The idea that man enjoys or suffers, either in another world or by being born in this world according to his good or bad deeds, is the first beginning of the moral idea, though in the Brahmanic days the good deeds were more often of the nature of sacrificial duties than ordinary good works. These ideas of the possibilities of a necessary connection of the enjoyments and sorrows of a man with his good and bad works when combined with the notion of an inviolable law or order, which we have already seen was gradually growing with the conception of rta, and the unalterable law which produces the effects of sacrificial works, led to the Law of Karma and the doctrine of transmigration.

The words which denote soul in the Ṛg-Veda are manas , ātman and asu. The word ātman however which became famous in later Indian thought is generally used to mean vital breath.
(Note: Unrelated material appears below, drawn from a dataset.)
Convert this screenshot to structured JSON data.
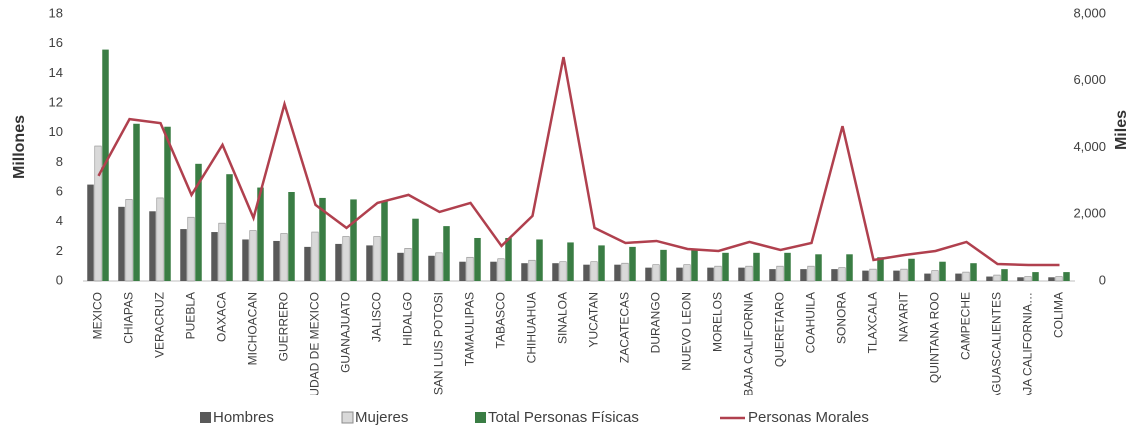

Manas is regarded as the seat of thought and emotion, and it seems to be regarded, as Macdonell says, as dwelling in the heart[2]. It is however difficult to understand how ātman as vital breath, or as a separable part of man going out of the dead man came to be regarded as the ultimate essence or reality in man and the universe.

There is however at least one passage in the Ṛg-Veda where the poet penetrating deeper and deeper passes from the vital breath (asu) to the blood, and thence to ātman as the inmost self of the world ;

“Who has seen how the first-born, being the Bone-possessing (the shaped world), was born from the Boneless (the shapeless)? where was the vital breath, the blood, the Self (ātman) of the world ? Who went to ask him that knows it[3]?”

In Taittirlya Aranyaka i. 23, however, it is said that Prajāpati after having created his self (as the world) with his own self entered into it. In Taittirlya Brāhmaṇa the ātman is called omnipresent, and it is said that he who knows him is no more stained by evil deeds. Thus we find that in the pre-Upaniṣad Vedic literature ātman probably was first used to denote “vital breath” in man, then the self of the world, and then the self in man. It is from this last stage that we find the traces of a growing tendency to looking at the self of man as the omnipresent supreme principle of the universe, the knowledge of which makes a man sinless and pure.

Footnotes and references:

[1]:

See Ś. B. I. 9. 3, and also Macdonell’s Vedic Mythology, pp. 166, 167.

[2]:

Macdonell’s Vedic Mythology , p. 166 and R. V. viii. 89.

[3]:

R. V. I. 164. 4 and Deussen’s article on Ātman in Encyclopaedia of Religion and Ethics.